Maven is the only requirement for building the project. Dependencies are managed by Maven.
In addition to this software you need to register an IoT device on the AWS IoT dashboard and generate and attach the necessary certificates and policies to it.
For convenience, there are two shell scripts in this project which will setup and tear down an IoT device on the AWS IoT service.
The create-aws-iot-thing script will also create a ready to go configuration for the example project and download the necessary certificates and keys to the working directory.
Both scripts require a configured aws-cli present, as well as curl and the jq commands.
This will register an IoT Thing called RaspberryPi on the AWS IoT service.
chmod +x create-aws-iot-thing.sh
./create-aws-iot-thing.sh RaspberryPi
Warning: The delete script is currently deleting the first available certificate.
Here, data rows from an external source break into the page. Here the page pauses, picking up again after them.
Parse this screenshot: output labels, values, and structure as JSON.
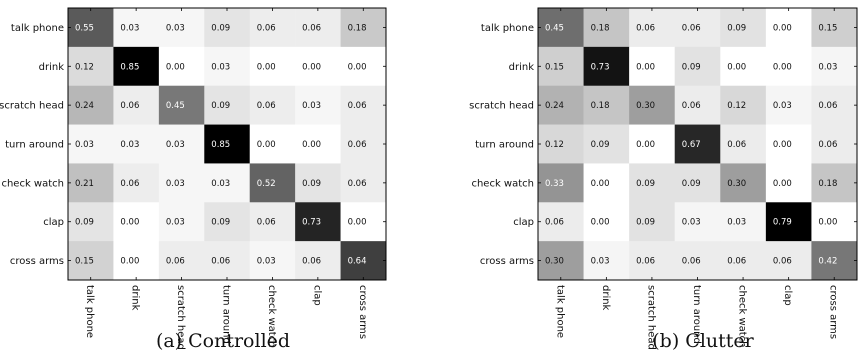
{
  "chart_data": [
    {
      "type": "heatmap",
      "caption": "(a) Controlled",
      "row_labels": [
        "talk phone",
        "drink",
        "scratch head",
        "turn around",
        "check watch",
        "clap",
        "cross arms"
      ],
      "col_labels": [
        "talk phone",
        "drink",
        "scratch head",
        "turn around",
        "check watch",
        "clap",
        "cross arms"
      ],
      "values": [
        [
          0.55,
          0.03,
          0.03,
          0.09,
          0.06,
          0.06,
          0.18
        ],
        [
          0.12,
          0.85,
          0.0,
          0.03,
          0.0,
          0.0,
          0.0
        ],
        [
          0.24,
          0.06,
          0.45,
          0.09,
          0.06,
          0.03,
          0.06
        ],
        [
          0.03,
          0.03,
          0.03,
          0.85,
          0.0,
          0.0,
          0.06
        ],
        [
          0.21,
          0.06,
          0.03,
          0.03,
          0.52,
          0.09,
          0.06
        ],
        [
          0.09,
          0.0,
          0.03,
          0.09,
          0.06,
          0.73,
          0.0
        ],
        [
          0.15,
          0.0,
          0.06,
          0.06,
          0.03,
          0.06,
          0.64
        ]
      ],
      "colormap": "grayscale-inverted"
    },
    {
      "type": "heatmap",
      "caption": "(b) Clutter",
      "row_labels": [
        "talk phone",
        "drink",
        "scratch head",
        "turn around",
        "check watch",
        "clap",
        "cross arms"
      ],
      "col_labels": [
        "talk phone",
        "drink",
        "scratch head",
        "turn around",
        "check watch",
        "clap",
        "cross arms"
      ],
      "values": [
        [
          0.45,
          0.18,
          0.06,
          0.06,
          0.09,
          0.0,
          0.15
        ],
        [
          0.15,
          0.73,
          0.0,
          0.09,
          0.0,
          0.0,
          0.03
        ],
        [
          0.24,
          0.18,
          0.3,
          0.06,
          0.12,
          0.03,
          0.06
        ],
        [
          0.12,
          0.09,
          0.0,
          0.67,
          0.06,
          0.0,
          0.06
        ],
        [
          0.33,
          0.0,
          0.09,
          0.09,
          0.3,
          0.0,
          0.18
        ],
        [
          0.06,
          0.0,
          0.09,
          0.03,
          0.03,
          0.79,
          0.0
        ],
        [
          0.3,
          0.03,
          0.06,
          0.06,
          0.06,
          0.06,
          0.42
        ]
      ],
      "colormap": "grayscale-inverted"
    }
  ],
  "colors": {
    "text_dark": "#111111",
    "text_light": "#ffffff",
    "border": "#000000"
  }
}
If you have additional certificates, don't use this script to delete the resources.
This will delete IoT Thing called RaspberryPi on the AWS IoT service.
chmod +x delete-aws-iot-thing.sh
./delete-aws-iot-thing.sh RaspberryPi
If you don't use the create scripts you have to download the client certificate, client private and the root CA certificate yourself. Furthermore, you have to create a .properties file which contains the necessary information for the client. See config-example.properties. The root CA certificate can be found here: https://www.symantec.com/content/en/us/enterprise/verisign/roots/VeriSign-Class%203-Public-Primary-Certification-Authority-G5.pem
# See create-aws-iot-thing.sh for how to get the certs, keys, and endpoint information from the AWS CLI
AWS_IOT_MQTT_HOST = <Your personal endpoint, e.g. *.iot.*.amazonaws.com>
AWS_IOT_MQTT_PORT = <Your personal enpoint port, e.g 8883>
# CLIENT_ID should be the same as THING_NAME
AWS_IOT_MQTT_CLIENT_ID = <Your client id, e.g. RaspberryPi>
AWS_IOT_MY_THING_NAME = <Your thing name, e.g. RaspberryPi>
AWS_IOT_ROOT_CA_FILENAME = <Your root CA certificate filename, e.g. root-ca.pem>
AWS_IOT_CERTIFICATE_FILENAME = <Your certificate filename, e.g. client-cert.pem>
AWS_IOT_PRIVATE_KEY_FILENAME = <Your private key filename, e.g. private-key.pem>
Creating the package is as simple as
mvn clean package
This will create an uber-jar (Shade-Plugin) with all dependencies baked into the jar-file.
java -jar aws-java-iot-example.jar PATH_TO_CONFIG_FILE
This project is licensed under the MIT License - see the LICENSE file for details.